见罗伊不回话,老大对身旁的奥拉说道:“喂,奥拉,没事吧。”
奥拉用手擦去嘴边的液体,站直身子,如同豺狼一般看着罗伊,口中低吼道:“没事,老大,我们快点解决了这个小子吧,塔罗他..”
“还是关心你自己吧。”老大冷声说道:“眼前的家伙可不是什么菜鸟。
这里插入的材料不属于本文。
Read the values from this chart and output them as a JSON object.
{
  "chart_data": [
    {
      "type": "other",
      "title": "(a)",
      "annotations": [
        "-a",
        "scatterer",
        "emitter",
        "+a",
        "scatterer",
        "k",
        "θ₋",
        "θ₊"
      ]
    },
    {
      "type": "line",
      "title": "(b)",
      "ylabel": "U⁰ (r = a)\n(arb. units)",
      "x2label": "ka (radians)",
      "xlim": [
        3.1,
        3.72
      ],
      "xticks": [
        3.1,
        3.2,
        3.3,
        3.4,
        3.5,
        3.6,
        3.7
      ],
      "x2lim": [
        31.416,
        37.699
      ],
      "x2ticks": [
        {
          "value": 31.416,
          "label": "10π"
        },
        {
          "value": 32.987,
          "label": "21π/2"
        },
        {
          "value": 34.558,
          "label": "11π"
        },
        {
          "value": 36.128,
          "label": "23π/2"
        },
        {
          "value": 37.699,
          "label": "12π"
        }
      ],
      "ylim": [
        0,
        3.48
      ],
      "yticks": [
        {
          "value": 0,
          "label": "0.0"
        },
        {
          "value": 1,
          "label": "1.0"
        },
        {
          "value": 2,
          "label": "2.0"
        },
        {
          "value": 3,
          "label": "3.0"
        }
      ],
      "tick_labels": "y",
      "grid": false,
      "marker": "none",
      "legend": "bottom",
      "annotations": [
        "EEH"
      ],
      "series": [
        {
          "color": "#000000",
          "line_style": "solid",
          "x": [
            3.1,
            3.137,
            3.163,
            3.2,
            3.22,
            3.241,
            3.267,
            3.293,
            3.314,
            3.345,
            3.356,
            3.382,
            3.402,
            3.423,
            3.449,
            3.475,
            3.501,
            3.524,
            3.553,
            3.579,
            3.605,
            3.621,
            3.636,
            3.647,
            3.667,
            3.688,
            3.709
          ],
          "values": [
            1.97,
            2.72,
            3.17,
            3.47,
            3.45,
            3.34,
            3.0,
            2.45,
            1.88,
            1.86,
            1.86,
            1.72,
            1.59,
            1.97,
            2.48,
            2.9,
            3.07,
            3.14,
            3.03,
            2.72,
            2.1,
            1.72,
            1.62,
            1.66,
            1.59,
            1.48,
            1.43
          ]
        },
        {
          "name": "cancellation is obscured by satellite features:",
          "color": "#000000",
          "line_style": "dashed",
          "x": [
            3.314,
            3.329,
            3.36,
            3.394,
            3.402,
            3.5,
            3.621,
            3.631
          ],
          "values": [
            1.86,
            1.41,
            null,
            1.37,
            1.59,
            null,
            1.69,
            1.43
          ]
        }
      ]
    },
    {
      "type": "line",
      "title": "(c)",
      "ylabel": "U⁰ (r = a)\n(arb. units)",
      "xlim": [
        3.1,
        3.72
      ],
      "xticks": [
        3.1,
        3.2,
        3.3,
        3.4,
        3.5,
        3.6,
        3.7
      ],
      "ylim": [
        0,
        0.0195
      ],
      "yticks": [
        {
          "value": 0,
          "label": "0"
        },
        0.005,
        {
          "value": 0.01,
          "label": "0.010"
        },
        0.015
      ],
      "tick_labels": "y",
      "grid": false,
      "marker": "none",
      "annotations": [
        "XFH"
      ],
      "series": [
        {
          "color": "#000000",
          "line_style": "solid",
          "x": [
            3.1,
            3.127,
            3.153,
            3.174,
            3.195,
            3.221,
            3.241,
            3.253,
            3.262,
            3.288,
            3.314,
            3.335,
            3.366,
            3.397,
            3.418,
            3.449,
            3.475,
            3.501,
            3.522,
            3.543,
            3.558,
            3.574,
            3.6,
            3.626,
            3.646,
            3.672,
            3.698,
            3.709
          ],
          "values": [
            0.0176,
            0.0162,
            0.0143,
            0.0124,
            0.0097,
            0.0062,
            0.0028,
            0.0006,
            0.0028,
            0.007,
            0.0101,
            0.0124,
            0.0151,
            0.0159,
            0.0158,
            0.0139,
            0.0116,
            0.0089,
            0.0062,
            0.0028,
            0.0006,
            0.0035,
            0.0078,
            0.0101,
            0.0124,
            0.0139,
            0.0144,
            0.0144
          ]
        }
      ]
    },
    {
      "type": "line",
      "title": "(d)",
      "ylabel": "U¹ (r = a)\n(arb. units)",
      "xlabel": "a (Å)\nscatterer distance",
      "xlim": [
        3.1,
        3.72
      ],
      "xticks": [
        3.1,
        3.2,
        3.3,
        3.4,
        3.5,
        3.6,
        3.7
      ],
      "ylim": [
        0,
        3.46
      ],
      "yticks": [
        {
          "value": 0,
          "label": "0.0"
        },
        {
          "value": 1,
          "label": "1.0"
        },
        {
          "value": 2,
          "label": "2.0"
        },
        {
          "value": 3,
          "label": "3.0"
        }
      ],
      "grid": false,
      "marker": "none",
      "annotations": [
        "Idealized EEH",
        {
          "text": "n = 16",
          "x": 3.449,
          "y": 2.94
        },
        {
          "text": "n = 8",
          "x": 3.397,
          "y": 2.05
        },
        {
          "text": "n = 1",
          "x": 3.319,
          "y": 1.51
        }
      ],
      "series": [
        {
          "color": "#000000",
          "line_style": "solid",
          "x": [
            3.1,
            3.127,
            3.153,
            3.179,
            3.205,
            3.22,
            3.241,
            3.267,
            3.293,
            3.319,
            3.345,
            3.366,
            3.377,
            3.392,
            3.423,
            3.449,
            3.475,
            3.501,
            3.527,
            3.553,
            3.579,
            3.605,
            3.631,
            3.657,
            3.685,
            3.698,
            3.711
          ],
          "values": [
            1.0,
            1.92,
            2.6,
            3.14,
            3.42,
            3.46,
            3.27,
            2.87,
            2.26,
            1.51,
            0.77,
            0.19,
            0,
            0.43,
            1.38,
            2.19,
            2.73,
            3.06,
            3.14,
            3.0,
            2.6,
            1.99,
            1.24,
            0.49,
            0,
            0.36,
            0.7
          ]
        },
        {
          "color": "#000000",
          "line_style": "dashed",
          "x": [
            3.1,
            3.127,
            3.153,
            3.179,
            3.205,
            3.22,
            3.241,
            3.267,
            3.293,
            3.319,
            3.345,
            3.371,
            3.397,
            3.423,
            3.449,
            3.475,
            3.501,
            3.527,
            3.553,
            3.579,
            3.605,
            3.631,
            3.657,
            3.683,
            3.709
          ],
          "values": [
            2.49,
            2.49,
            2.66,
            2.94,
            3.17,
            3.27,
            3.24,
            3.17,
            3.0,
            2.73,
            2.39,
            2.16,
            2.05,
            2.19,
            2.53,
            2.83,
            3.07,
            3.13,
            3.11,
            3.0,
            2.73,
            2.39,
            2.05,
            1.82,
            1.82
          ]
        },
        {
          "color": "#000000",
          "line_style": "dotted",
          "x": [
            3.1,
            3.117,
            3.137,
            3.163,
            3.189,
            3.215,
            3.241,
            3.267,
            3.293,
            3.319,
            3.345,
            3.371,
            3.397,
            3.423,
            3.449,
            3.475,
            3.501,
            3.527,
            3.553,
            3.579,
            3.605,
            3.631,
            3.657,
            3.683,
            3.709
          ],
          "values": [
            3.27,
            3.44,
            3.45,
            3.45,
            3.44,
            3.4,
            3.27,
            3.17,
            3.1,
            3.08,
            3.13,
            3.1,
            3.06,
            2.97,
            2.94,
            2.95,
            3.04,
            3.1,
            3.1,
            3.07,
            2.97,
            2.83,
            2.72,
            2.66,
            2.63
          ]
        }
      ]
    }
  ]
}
”
“...”奥拉沉默,从刚才罗伊的格挡到反击,他也是看出来了,敌人可不是简单的角色,弄不好,他们今天都要死在这里。
“多谢夸奖。”罗伊站直身子,低头拍了拍身上的尘土,抬头说道:“现在该我了吧。”
下一瞬间,罗伊猛然前突,加速冲向那个老大,在他的眼里,一个躲在暗处随时准备偷袭的游荡者可比一个正面作战的战士要危险多。
就在两人还在愣神的时候,罗伊已经冲到那个老大的面前,右手舞动,手中的短剑直取敌人的头颅。
不过敌人也是什么菜鸟,在罗伊有所行动时,便心生警惕,见罗伊的短剑挥来,立刻做出了躲避的动作。
短剑的剑刃只划破了他的兜帽,露出了老大的面容——棕色的短发,典型的国字脸,高挺的鼻梁,下巴胡须拉杂,黝黑的脸上有着一双冰冷死寂的双眼,一道巨大的疤痕从他的右额头斜着划下,将他原本看上还有些耐看的脸瞬间变得狰狞恐怖。
见兜帽被划破,老大直接将斗篷一扯,丢了出去。斗篷在空中迎风张开,遮住了罗伊的视线。
这时,原本还有愣神的奥拉却突然前突,冲向了罗伊。
而罗伊也是迎了上去。
“铛。”
双方手中的剑刃碰撞在一起,碰撞出些许火花。
两人的脸近在咫尺,看着罗伊带着笑意的脸庞,奥拉有些疑惑。
“白痴。”罗伊轻声说道。
“什么?”奥拉愣了一下。
“我可不是只有一把剑。”
闻言,奥拉的瞳孔一缩,顿时想要回退,但是已经迟了。
罗伊的左手快速从腰间拔出匕首,手腕翻转,随即匕首捅向了奥拉。
奥拉只觉得腹部一痛,便知道自己中刀了,右手也不由松了一点力气,立刻被罗伊压制。
匕首抽出,带起大量的血花,奥拉闷哼一声,还没等他从疼痛中缓过神来,罗伊的下一次攻击便到了。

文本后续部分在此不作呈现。